Opinión /

El aborto: un derecho de clase


Lunes, 1 de diciembre de 2014
Laura Aguirre

En una de mis visitas a El Salvador escuché a una mujer contar su historia: meses atrás había descubierto que estaba embarazada. Estaba feliz e ilusionada. Pero todo cambió cuando le confirmaron que el feto sufría una grave enfermedad incompatible con la vida. Su médico le explicó que el embarazo podía llegar sin problemas a término, pero que el bebé solo viviría fuera del útero por corto tiempo. Por supuesto, recurrir a un aborto estaba fuera de discusión. El feto tenía que permanecer en su vientre hasta el momento del alumbramiento.

Hasta aquí, el relato resulta casi conocido. Es semejante al de Beatriz, la mujer con lupus y embarazada de un feto inviable, de la que tanto escuchamos hace ya algún tiempo. Pero esta es una historia muy diferente.

La mujer me contó cómo después ella y su esposo tomaron una decisión: interrumpir el embarazo. Con la ayuda de su médico personal todo se haría en un centro de salud privado, con la vigilancia y el equipo necesarios, y en total confidencialidad.

¿Por qué a esta mujer, sin recurrir a ninguna organización feminista ni a ninguna corte, le fue posible ejercer el derecho que a Beatriz se le negó? Fundamentalmente por una razón: su clase social.
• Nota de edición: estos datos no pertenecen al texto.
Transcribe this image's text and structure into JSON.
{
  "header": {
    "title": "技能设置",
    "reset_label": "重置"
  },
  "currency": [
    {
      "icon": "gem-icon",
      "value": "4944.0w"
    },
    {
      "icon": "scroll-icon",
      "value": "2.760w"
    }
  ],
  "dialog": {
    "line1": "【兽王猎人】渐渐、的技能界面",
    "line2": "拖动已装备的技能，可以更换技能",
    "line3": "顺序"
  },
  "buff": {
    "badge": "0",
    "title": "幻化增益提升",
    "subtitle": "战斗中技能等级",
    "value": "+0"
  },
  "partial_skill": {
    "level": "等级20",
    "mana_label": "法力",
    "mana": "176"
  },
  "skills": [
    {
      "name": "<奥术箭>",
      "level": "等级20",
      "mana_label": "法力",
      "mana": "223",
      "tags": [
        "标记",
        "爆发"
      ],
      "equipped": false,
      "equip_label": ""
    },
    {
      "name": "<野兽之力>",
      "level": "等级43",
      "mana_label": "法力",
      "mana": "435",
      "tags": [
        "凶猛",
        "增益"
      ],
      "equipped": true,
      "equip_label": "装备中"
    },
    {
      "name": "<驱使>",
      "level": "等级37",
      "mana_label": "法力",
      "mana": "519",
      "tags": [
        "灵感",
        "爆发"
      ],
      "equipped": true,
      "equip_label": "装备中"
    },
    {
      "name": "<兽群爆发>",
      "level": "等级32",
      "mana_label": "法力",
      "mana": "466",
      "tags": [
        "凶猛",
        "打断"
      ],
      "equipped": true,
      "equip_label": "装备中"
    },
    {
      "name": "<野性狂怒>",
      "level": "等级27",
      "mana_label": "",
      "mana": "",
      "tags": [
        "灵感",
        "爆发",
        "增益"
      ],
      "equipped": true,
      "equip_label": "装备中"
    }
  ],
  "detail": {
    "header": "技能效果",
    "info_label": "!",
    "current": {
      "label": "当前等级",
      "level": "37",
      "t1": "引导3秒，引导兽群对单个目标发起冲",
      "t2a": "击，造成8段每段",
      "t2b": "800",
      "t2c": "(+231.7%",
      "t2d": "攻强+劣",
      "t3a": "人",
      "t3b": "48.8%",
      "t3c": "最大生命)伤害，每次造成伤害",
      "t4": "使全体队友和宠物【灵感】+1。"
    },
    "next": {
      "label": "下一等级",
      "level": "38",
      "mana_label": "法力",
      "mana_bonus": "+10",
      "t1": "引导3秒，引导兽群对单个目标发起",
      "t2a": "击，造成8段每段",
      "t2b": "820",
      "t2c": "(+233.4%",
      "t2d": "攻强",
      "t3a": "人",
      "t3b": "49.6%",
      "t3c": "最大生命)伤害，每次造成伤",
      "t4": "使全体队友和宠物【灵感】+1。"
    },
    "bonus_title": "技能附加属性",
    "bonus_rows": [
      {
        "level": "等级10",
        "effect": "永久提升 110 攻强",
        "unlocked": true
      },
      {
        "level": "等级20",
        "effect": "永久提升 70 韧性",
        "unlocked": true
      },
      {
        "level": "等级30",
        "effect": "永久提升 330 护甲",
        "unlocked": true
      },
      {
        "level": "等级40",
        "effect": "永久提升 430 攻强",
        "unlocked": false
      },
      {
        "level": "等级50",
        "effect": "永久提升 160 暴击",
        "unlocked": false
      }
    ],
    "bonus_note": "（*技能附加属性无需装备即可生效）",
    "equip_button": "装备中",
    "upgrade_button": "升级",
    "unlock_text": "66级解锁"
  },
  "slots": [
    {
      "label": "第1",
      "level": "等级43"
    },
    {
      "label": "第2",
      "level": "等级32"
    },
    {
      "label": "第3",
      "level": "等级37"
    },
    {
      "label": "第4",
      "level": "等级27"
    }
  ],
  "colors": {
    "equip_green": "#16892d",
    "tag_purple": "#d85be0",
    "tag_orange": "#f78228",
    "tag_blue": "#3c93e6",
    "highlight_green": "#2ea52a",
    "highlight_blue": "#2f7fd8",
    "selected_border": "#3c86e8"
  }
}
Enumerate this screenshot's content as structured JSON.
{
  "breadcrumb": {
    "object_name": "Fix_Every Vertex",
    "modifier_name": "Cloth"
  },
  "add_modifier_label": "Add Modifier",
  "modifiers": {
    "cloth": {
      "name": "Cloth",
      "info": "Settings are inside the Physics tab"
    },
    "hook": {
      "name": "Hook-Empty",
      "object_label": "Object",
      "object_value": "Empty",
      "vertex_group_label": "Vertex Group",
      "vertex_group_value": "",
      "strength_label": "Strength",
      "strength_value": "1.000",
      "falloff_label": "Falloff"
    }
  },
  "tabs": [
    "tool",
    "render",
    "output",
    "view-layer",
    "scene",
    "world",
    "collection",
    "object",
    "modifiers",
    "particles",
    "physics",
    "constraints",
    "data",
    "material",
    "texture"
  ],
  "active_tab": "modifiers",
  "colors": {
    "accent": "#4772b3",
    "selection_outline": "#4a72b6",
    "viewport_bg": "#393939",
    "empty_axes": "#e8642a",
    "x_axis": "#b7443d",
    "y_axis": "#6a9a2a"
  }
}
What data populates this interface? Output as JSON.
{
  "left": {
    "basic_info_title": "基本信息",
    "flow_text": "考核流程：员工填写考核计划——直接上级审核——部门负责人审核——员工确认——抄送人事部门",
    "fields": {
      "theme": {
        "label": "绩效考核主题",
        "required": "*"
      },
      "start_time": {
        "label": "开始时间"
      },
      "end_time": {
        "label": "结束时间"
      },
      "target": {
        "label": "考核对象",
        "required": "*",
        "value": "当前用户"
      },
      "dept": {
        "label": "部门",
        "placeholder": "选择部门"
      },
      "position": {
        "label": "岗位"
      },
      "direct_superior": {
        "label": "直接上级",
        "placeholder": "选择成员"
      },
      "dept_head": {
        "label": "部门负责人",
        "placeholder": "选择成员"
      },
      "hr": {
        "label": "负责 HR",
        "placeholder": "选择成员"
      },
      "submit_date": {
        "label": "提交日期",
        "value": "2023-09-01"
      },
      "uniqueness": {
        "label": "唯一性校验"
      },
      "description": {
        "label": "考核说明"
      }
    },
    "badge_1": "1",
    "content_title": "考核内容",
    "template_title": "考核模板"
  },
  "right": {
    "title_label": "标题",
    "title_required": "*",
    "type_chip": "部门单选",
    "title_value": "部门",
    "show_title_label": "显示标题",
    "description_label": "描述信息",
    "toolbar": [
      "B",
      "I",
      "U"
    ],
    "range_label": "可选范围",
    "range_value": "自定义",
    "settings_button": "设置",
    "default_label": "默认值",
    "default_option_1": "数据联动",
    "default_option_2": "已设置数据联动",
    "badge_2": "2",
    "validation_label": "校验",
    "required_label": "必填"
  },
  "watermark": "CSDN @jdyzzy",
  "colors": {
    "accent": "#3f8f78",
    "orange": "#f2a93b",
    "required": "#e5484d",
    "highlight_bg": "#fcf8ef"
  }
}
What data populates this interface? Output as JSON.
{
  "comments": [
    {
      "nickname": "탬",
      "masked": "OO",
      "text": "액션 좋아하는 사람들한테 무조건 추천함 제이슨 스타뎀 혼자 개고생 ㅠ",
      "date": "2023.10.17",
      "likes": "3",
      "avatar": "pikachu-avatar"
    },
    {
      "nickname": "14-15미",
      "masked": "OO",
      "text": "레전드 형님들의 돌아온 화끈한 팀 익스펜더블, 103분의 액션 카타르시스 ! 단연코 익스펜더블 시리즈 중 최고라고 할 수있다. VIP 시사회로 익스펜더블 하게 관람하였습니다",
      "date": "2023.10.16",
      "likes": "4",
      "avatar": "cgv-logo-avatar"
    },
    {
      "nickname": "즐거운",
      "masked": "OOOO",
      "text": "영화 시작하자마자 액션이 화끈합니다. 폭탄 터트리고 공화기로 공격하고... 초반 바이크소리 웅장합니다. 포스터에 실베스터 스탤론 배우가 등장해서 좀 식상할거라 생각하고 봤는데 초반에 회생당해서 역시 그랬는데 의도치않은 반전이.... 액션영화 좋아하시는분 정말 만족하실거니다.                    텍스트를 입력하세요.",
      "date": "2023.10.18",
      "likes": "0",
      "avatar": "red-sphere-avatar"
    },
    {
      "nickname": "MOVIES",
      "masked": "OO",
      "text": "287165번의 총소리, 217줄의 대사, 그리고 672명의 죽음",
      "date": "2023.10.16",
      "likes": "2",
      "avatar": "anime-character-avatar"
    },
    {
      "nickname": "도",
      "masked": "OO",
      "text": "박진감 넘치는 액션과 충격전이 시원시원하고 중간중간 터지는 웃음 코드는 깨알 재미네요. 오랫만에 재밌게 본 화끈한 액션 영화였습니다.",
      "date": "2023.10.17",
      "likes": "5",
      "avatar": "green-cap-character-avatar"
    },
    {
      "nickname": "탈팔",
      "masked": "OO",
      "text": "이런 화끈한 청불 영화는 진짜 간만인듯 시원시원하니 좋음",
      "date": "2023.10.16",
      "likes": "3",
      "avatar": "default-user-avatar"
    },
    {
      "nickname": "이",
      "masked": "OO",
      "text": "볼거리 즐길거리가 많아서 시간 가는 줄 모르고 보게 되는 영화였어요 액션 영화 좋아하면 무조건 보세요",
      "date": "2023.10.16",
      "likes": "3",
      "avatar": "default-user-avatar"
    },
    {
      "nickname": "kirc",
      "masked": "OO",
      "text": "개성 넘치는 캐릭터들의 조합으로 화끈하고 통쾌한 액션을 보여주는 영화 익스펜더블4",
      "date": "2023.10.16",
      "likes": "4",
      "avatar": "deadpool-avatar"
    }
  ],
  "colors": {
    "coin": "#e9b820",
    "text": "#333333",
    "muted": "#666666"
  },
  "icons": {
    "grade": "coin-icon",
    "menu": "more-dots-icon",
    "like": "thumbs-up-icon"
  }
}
Como ya sabemos, El Salvador es uno de los pocos países en el mundo que prohíbe el aborto en cualquiera de sus formas y sin importar las circunstancias. Las penas por abortar van de 8 a 12 años de cárcel. Pero en muchos casos los fiscales cambian el delito de aborto al de homicidio y la pena puede llegar a alcanzar los 40 años, como ha pasado en los casos de las 17 mujeres que están buscando el indulto.

¿Se ha dejado de abortar en El Salvador con esta ley tan dura? No, en absoluto. El informe de Amnistía Internacional cita cifras alarmantes del Ministerio de Salud: entre 2005 y 2008 se registraron 19,290 abortos (más todos lo que quedaron en la clandestinidad). En El Salvador las mujeres abortan. Negarlo o verlo como cosa de un grupúsculo criminal aislado es simplemente ridículo y falaz. La ley, lejos de eliminar su existencia, lo que ha provocado es una brecha entre las mujeres: las que pueden acceder, en términos médicos y legales, a un aborto seguro y las que no.

Aquellas de clase alta o media –como la mujer que me contó su historia– tienen los recursos suficientes para garantizar que se les practiquen abortos en clínicas (clandestina o no) y hospitales privados con todos las condiciones necesarias para cuidar su vida. En cambio, el riesgo para la vida está reservado solo para aquellas otras que no pueden pagar. La Organización Mundial de la Salud ha señalado que en El Salvador muere el 11% de las mujeres y niñas a las que se les practica un aborto clandestino. Pero no es esta la única diferencia. La prohibición del aborto también es clasista a la hora de aplicar la ley. Las mujeres que pueden pagar no solo mantienen su vida a salvo, sino que también se garantizan no ser perseguidas y condenadas por el estado. Las que van a la cárcel solo son aquellas que no tuvieron la posibilidad económica de un aborto seguro o las que por pobres resultan sospechosas por cualquier pérdida del feto.

Ante esta realidad, sería acertado incluir la criminalización del aborto dentro de los indicadores de desigualdad social, dentro de los factores que ahondan la brecha entre mujeres pobres y ricas. El aborto debería ser un indicador más de la profunda injusticia social que impera en nuestro país.

Si así fuera, quizá para nuestros políticos no sería tan difícil entender la urgencia de cambiar la ley y despenalizar el aborto. Porque solo así se podría garantizar que no sean solo las mujeres ricas y de clase media las que tengan acceso al derecho a decidir sobre sus cuerpos, al derecho a decidir sobre su salud reproductiva, al derecho a decidir cuándo y cuántos hijos tener y, sobre todo, al derecho a no ser perseguidas por la ley. Desconocer esta desigualdad y seguir apoyando la criminalización de esta práctica escudándose en los argumentos ideológicos-religiosos de siempre no solo es injusto: es amoral e hipócrita.